Facebook is a reflection of the macrocosm around us. In the real world, we meet people who say things that contradict our world view on a regular basis. In fact, as we clamor for more inclusion and diversity, it is increasingly more imperative that people learn how to inculcate habits, reasoning, and philosophies that enable them to internalize the vast diversity of the planet around them. Learning how to interact with those people who have different beliefs, experiences, values, and morality is a critical life skill and it concerns me that people think it’s a good idea that Facebook should be monitoring, limited, censoring, or regulating this in some way. Not only doesn’t it prepare us for the real world around us and living with the very necessary experience of learning to agree to disagree, it shelters us from the concept itself when we encourage the platform to censor data and limit our exposure.
Take what happened with covid, hydroxychloroquine and the mounds of information has been pulled off the platform. This is a dangerous precedent to support in my opinion because it literally takes the power from the people and puts it in the hands of the technocrats.To support content removal means you disagree when I suggest Facebook is a platform not a publisher and you want to give them the editorial control of a publisher rather than the duties of a platform to serve content.

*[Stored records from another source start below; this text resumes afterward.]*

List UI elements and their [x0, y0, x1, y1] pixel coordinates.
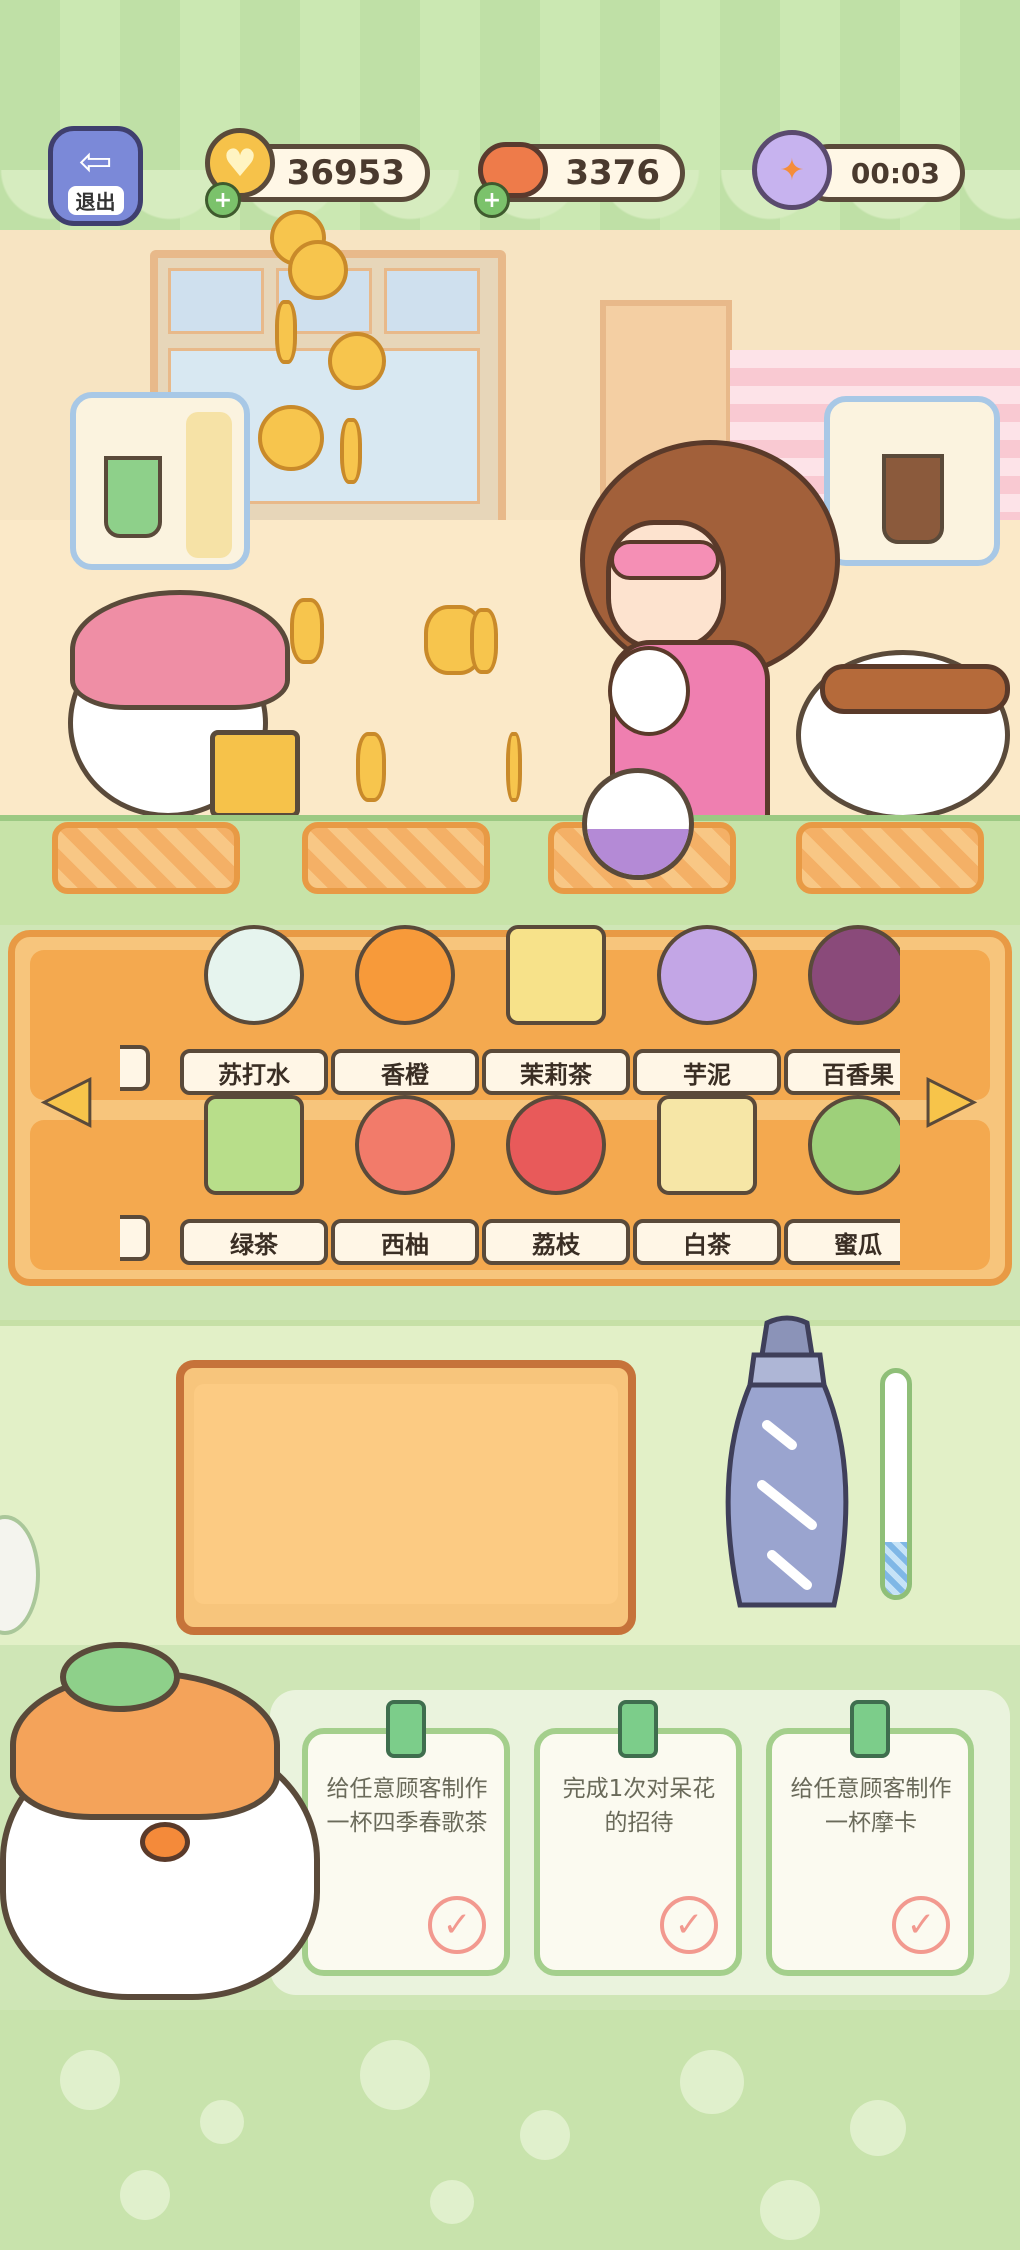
ingredient-label: 绿茶: [180, 1219, 328, 1265]
ingredient-label: 香橙: [331, 1049, 479, 1095]
floor-dot: [60, 2050, 120, 2110]
task-tag-icon: [618, 1700, 658, 1758]
ingredient-grapefruit[interactable]: 西柚: [331, 1095, 479, 1265]
timer-value: 00:03: [850, 156, 940, 190]
order-bubble-right[interactable]: [824, 396, 1000, 566]
alarm-clock-icon: ✦: [752, 130, 832, 210]
ingredient-label: 荔枝: [482, 1219, 630, 1265]
checkmark-icon: ✓: [892, 1896, 950, 1954]
floor-dot: [850, 2100, 906, 2156]
passion-fruit-icon: [808, 925, 900, 1025]
shelf-prev-button[interactable]: ◀: [32, 1058, 102, 1138]
orange-icon: [355, 925, 455, 1025]
ingredient-passion-fruit[interactable]: 百香果: [784, 925, 900, 1095]
green-drink-icon: [104, 456, 162, 538]
cocktail-shaker[interactable]: [712, 1315, 862, 1615]
flying-coin: [290, 598, 324, 664]
task-card[interactable]: 完成1次对呆花的招待 ✓: [534, 1700, 742, 1976]
floor-dot: [760, 2180, 820, 2240]
taro-drink-bowl[interactable]: [582, 768, 694, 880]
poodle-icon: [608, 646, 690, 736]
ingredient-label: 白茶: [633, 1219, 781, 1265]
task-tag-icon: [850, 1700, 890, 1758]
mascot-hat-leaf: [60, 1642, 180, 1712]
ingredient-label: 苏打水: [180, 1049, 328, 1095]
floor-dot: [200, 2100, 244, 2144]
shopping-bag-icon: [210, 730, 300, 818]
coin-value: 36953: [286, 153, 405, 193]
flying-coin: [258, 405, 324, 471]
checkmark-icon: ✓: [428, 1896, 486, 1954]
flying-coin: [328, 332, 386, 390]
meat-value: 3376: [565, 153, 660, 193]
taro-paste-icon: [657, 925, 757, 1025]
mocha-drink-icon: [882, 454, 944, 544]
mask-icon: [610, 540, 720, 580]
task-tag-icon: [386, 1700, 426, 1758]
ingredient-soda-water[interactable]: 苏打水: [180, 925, 328, 1095]
serving-mat-2[interactable]: [302, 822, 490, 894]
white-tea-icon: [657, 1095, 757, 1195]
ingredient-melon[interactable]: 蜜瓜: [784, 1095, 900, 1265]
flying-coin: [506, 732, 522, 802]
mascot-beak: [140, 1822, 190, 1862]
ingredient-orange[interactable]: 香橙: [331, 925, 479, 1095]
goggles-icon: [820, 664, 1010, 714]
partial-item-label: [120, 1215, 150, 1261]
exit-button[interactable]: ⇦ 退出: [48, 126, 143, 226]
flying-coin: [340, 418, 362, 484]
ingredient-label: 百香果: [784, 1049, 900, 1095]
ingredient-jasmine-tea[interactable]: 茉莉茶: [482, 925, 630, 1095]
flying-coin: [356, 732, 386, 802]
checkmark-icon: ✓: [660, 1896, 718, 1954]
grapefruit-icon: [355, 1095, 455, 1195]
ingredient-green-tea[interactable]: 绿茶: [180, 1095, 328, 1265]
shake-progress-gauge: [880, 1368, 912, 1600]
flying-coin: [470, 608, 498, 674]
ingredient-label: 芋泥: [633, 1049, 781, 1095]
order-bubble-left[interactable]: [70, 392, 250, 570]
task-card[interactable]: 给任意顾客制作一杯四季春歌茶 ✓: [302, 1700, 510, 1976]
task-card[interactable]: 给任意顾客制作一杯摩卡 ✓: [766, 1700, 974, 1976]
ingredient-white-tea[interactable]: 白茶: [633, 1095, 781, 1265]
ingredient-lychee[interactable]: 荔枝: [482, 1095, 630, 1265]
flying-coin: [275, 300, 297, 364]
floor-dot: [430, 2180, 474, 2224]
floor-dot: [520, 2110, 570, 2160]
add-coins-button[interactable]: +: [205, 182, 241, 218]
add-meat-button[interactable]: +: [474, 182, 510, 218]
lychee-icon: [506, 1095, 606, 1195]
task-description: 给任意顾客制作一杯四季春歌茶: [326, 1776, 488, 1836]
shake-progress-fill: [885, 1541, 907, 1595]
ingredient-label: 茉莉茶: [482, 1049, 630, 1095]
exit-label: 退出: [67, 186, 124, 215]
green-tea-icon: [204, 1095, 304, 1195]
floor-dot: [120, 2170, 170, 2220]
serving-mat-1[interactable]: [52, 822, 240, 894]
jasmine-tea-icon: [506, 925, 606, 1025]
floor-dot: [360, 2040, 430, 2110]
flying-coin: [288, 240, 348, 300]
ingredient-label: 西柚: [331, 1219, 479, 1265]
pink-hat: [70, 590, 290, 710]
task-description: 完成1次对呆花的招待: [562, 1776, 716, 1836]
partial-item-label: [120, 1045, 150, 1091]
order-ingredients: [186, 412, 232, 558]
back-arrow-icon: ⇦: [78, 139, 113, 185]
melon-icon: [808, 1095, 900, 1195]
serving-mat-4[interactable]: [796, 822, 984, 894]
soda-bottle-icon: [204, 925, 304, 1025]
ingredient-taro-paste[interactable]: 芋泥: [633, 925, 781, 1095]
floor-dot: [680, 2050, 744, 2114]
cutting-board-surface: [194, 1384, 618, 1604]
ingredient-label: 蜜瓜: [784, 1219, 900, 1265]
task-description: 给任意顾客制作一杯摩卡: [790, 1776, 952, 1836]
shelf-next-button[interactable]: ▶: [916, 1058, 986, 1138]
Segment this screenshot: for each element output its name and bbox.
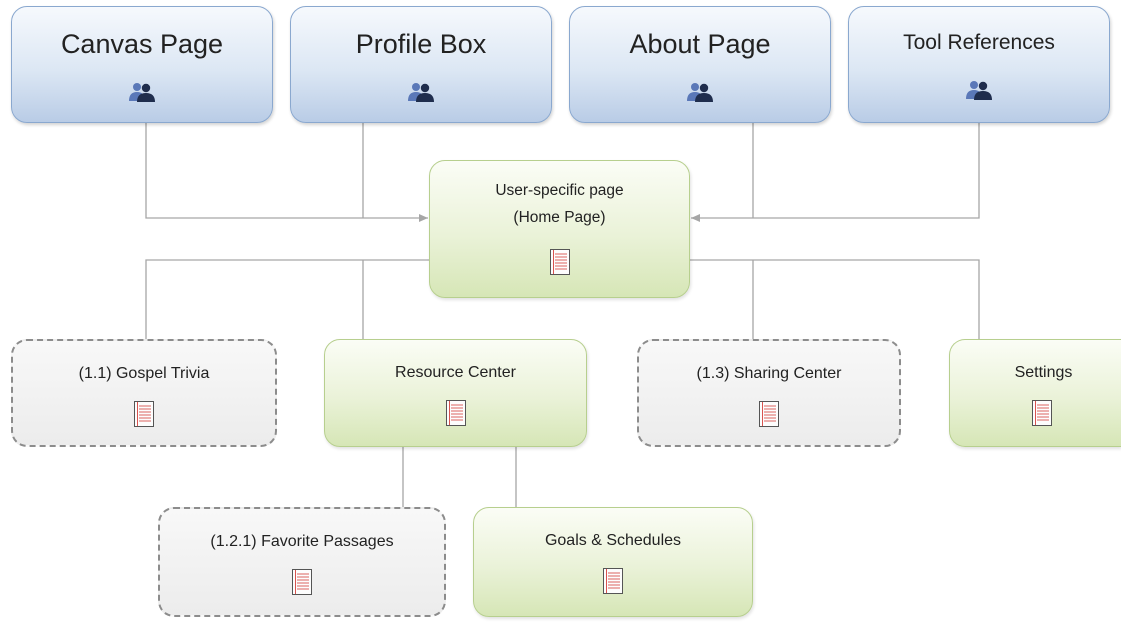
- node-profile-box: Profile Box: [290, 6, 552, 123]
- node-canvas-page: Canvas Page: [11, 6, 273, 123]
- node-label-line1: User-specific page: [495, 182, 624, 199]
- node-tool-references: Tool References: [848, 6, 1110, 123]
- node-sharing-center: (1.3) Sharing Center: [637, 339, 901, 447]
- people-icon: [129, 83, 155, 102]
- node-label: (1.1) Gospel Trivia: [78, 365, 210, 382]
- node-label-line2: (Home Page): [513, 209, 606, 226]
- connector-sharing-center: [689, 259, 980, 340]
- node-label: About Page: [629, 29, 771, 59]
- node-settings: Settings: [949, 339, 1121, 447]
- page-icon: [445, 400, 466, 426]
- node-home-page: User-specific page (Home Page): [429, 160, 690, 298]
- page-icon: [603, 568, 623, 594]
- connector-canvas-page: [145, 122, 428, 222]
- node-goals-schedules: Goals & Schedules: [473, 507, 753, 617]
- node-label: (1.3) Sharing Center: [696, 365, 842, 382]
- node-resource-center: Resource Center: [324, 339, 587, 447]
- node-label: User-specific page (Home Page): [430, 177, 689, 231]
- connector-gospel-trivia: [145, 259, 430, 340]
- node-label: Profile Box: [355, 29, 487, 59]
- node-favorite-passages: (1.2.1) Favorite Passages: [158, 507, 446, 617]
- page-icon: [292, 569, 312, 595]
- page-icon: [134, 401, 154, 427]
- node-label: Canvas Page: [60, 29, 224, 59]
- node-about-page: About Page: [569, 6, 831, 123]
- node-label: Resource Center: [395, 364, 516, 381]
- people-icon: [687, 83, 713, 102]
- node-label: Tool References: [903, 31, 1055, 54]
- people-icon: [408, 83, 434, 102]
- people-icon: [966, 81, 992, 100]
- node-label: (1.2.1) Favorite Passages: [210, 533, 394, 550]
- node-label: Settings: [1014, 364, 1073, 381]
- connector-tool-references: [691, 122, 980, 222]
- node-gospel-trivia: (1.1) Gospel Trivia: [11, 339, 277, 447]
- page-icon: [1032, 400, 1053, 426]
- page-icon: [549, 249, 570, 275]
- node-label: Goals & Schedules: [544, 532, 682, 549]
- page-icon: [759, 401, 779, 427]
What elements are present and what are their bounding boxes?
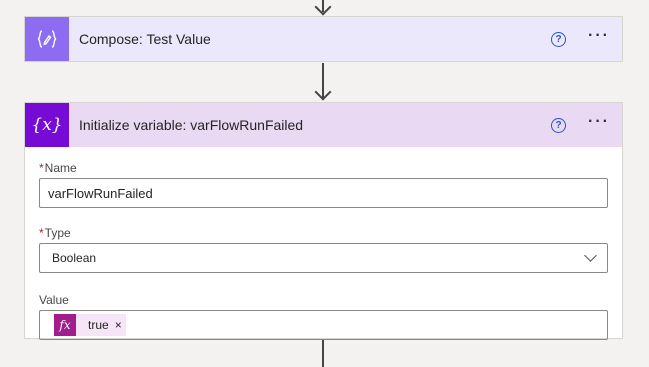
- type-selected-value: Boolean: [52, 251, 97, 265]
- required-marker: *: [39, 226, 44, 240]
- expression-token-text: true: [88, 318, 109, 332]
- type-label-text: Type: [44, 226, 71, 240]
- pencil-braces-icon: [25, 17, 69, 61]
- help-icon[interactable]: ?: [551, 117, 567, 133]
- variable-x-icon: {x}: [25, 103, 69, 147]
- initialize-variable-card[interactable]: {x} Initialize variable: varFlowRunFaile…: [24, 102, 623, 340]
- required-marker: *: [39, 161, 44, 175]
- type-dropdown[interactable]: Boolean: [39, 243, 608, 273]
- name-input-value: varFlowRunFailed: [48, 185, 153, 201]
- init-var-card-title: Initialize variable: varFlowRunFailed: [79, 117, 304, 133]
- compose-card-header[interactable]: Compose: Test Value ? ···: [25, 17, 622, 61]
- connector-bottom: [322, 340, 324, 367]
- chevron-down-icon[interactable]: [584, 249, 597, 262]
- init-var-card-body: *Name varFlowRunFailed *Type Boolean Val…: [25, 147, 622, 352]
- function-fx-icon: fx: [54, 314, 76, 336]
- connector-middle-arrow: [314, 83, 332, 101]
- connector-top-arrow: [314, 0, 332, 16]
- value-input[interactable]: fx true ×: [39, 310, 608, 340]
- compose-card-title: Compose: Test Value: [79, 31, 211, 47]
- name-label: *Name: [39, 161, 608, 175]
- svg-text:{x}: {x}: [32, 115, 62, 135]
- remove-token-icon[interactable]: ×: [115, 318, 122, 332]
- expression-token[interactable]: fx true ×: [54, 314, 126, 336]
- compose-action-card[interactable]: Compose: Test Value ? ···: [24, 16, 623, 62]
- more-options-icon[interactable]: ···: [588, 28, 610, 47]
- init-var-card-header[interactable]: {x} Initialize variable: varFlowRunFaile…: [25, 103, 622, 147]
- type-label: *Type: [39, 226, 608, 240]
- name-label-text: Name: [44, 161, 77, 175]
- value-label: Value: [39, 293, 69, 307]
- more-options-icon[interactable]: ···: [588, 114, 610, 133]
- help-icon[interactable]: ?: [551, 31, 567, 47]
- name-input[interactable]: varFlowRunFailed: [39, 178, 608, 208]
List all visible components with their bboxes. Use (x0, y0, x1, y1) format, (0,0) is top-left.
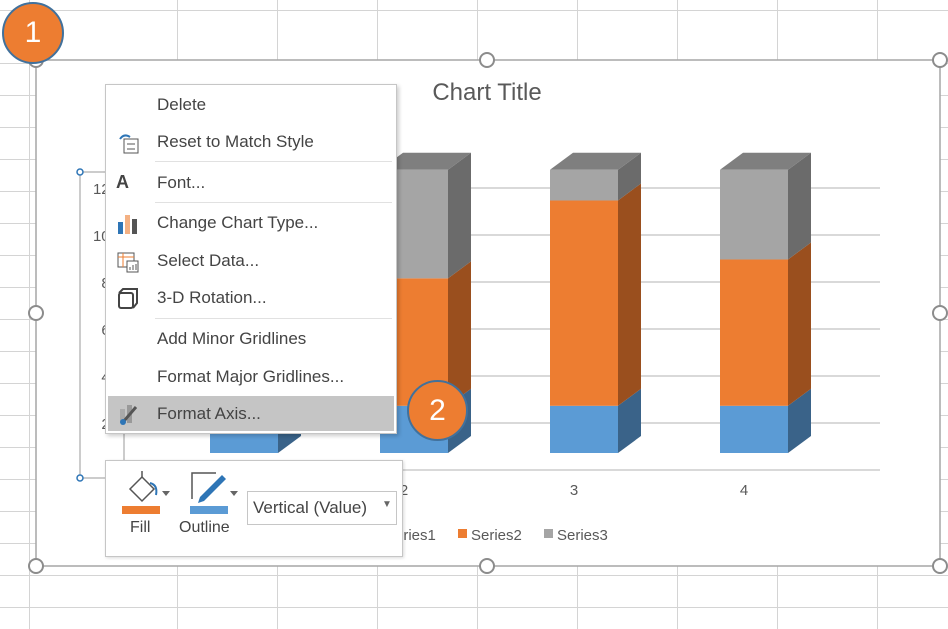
menu-item-add-minor-gridlines[interactable]: Add Minor Gridlines (108, 321, 394, 356)
menu-item-label: Reset to Match Style (157, 132, 314, 151)
menu-separator (155, 202, 392, 203)
resize-handle[interactable] (28, 558, 44, 574)
legend-marker (458, 529, 467, 538)
menu-item-3-d-rotation[interactable]: 3-D Rotation... (108, 280, 394, 315)
bar-segment-series2[interactable] (550, 200, 618, 406)
menu-item-font[interactable]: A Font... (108, 165, 394, 200)
x-category-label: 3 (570, 482, 578, 499)
chart-element-dropdown[interactable]: Vertical (Value) ▼ (247, 491, 397, 525)
x-category-label: 4 (740, 482, 748, 499)
pencil-outline-icon (190, 472, 238, 514)
menu-item-reset-to-match-style[interactable]: Reset to Match Style (108, 124, 394, 159)
bar-segment-series1[interactable] (720, 405, 788, 453)
step-badge-1: 1 (2, 2, 64, 64)
bar-segment-series2[interactable] (720, 259, 788, 406)
menu-separator (155, 161, 392, 162)
resize-handle[interactable] (932, 305, 948, 321)
bar-side (448, 152, 471, 279)
chart-type-icon (116, 212, 138, 234)
chart-element-value: Vertical (Value) (253, 498, 368, 517)
reset-style-icon (116, 131, 139, 154)
legend-label: Series2 (471, 527, 522, 544)
menu-item-label: Change Chart Type... (157, 213, 319, 232)
menu-item-format-major-gridlines[interactable]: Format Major Gridlines... (108, 359, 394, 394)
menu-item-delete[interactable]: Delete (108, 87, 394, 122)
bar-segment-series1[interactable] (550, 405, 618, 453)
resize-handle[interactable] (28, 305, 44, 321)
legend-marker (544, 529, 553, 538)
resize-handle[interactable] (932, 558, 948, 574)
menu-separator (155, 318, 392, 319)
resize-handle[interactable] (479, 558, 495, 574)
bar-side (788, 242, 811, 406)
menu-item-label: Select Data... (157, 251, 260, 270)
bar-side (788, 152, 811, 260)
axis-handle[interactable] (76, 168, 84, 176)
fill-button[interactable] (120, 469, 176, 519)
resize-handle[interactable] (479, 52, 495, 68)
paint-bucket-icon (122, 471, 170, 514)
menu-item-select-data[interactable]: Select Data... (108, 243, 394, 278)
bar-side (618, 183, 641, 406)
outline-label: Outline (179, 519, 230, 536)
mini-toolbar: Fill Outline Vertical (Value) ▼ (105, 460, 403, 557)
outline-button[interactable] (188, 469, 244, 519)
fill-label: Fill (130, 519, 151, 536)
menu-item-label: Format Axis... (157, 404, 261, 423)
menu-item-change-chart-type[interactable]: Change Chart Type... (108, 205, 394, 240)
bar-segment-series3[interactable] (720, 169, 788, 260)
cube-icon (116, 287, 138, 309)
step-badge-2: 2 (407, 380, 468, 441)
context-menu: Delete Reset to Match Style A Font... Change… (105, 84, 397, 434)
menu-item-label: Format Major Gridlines... (157, 367, 345, 386)
format-axis-icon (116, 403, 138, 425)
select-data-icon (116, 250, 139, 273)
menu-item-format-axis[interactable]: Format Axis... (108, 396, 394, 431)
menu-item-label: 3-D Rotation... (157, 288, 267, 307)
font-icon: A (116, 172, 129, 192)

I don’t care how well intentioned Zuckerberg and his cohorts are. They do not deserve that sort of power and we the people are not truly in service of our own mental liberation to sit here and support it if you ask me.
I’m just one tiny voice in a planet of billions so few people will see these ideas and be influenced by them which is why they probably won’t censor me.
But the scary thing is that if you support them choosing what is and isn’t fake new, what is and isn’t acceptable, and what should and shouldn’t be censored, which is what supporting these fact checkers does, then the ideas I’m presenting in this post are in fact the sort of thing they might want to censor simply for going against the grain of their position.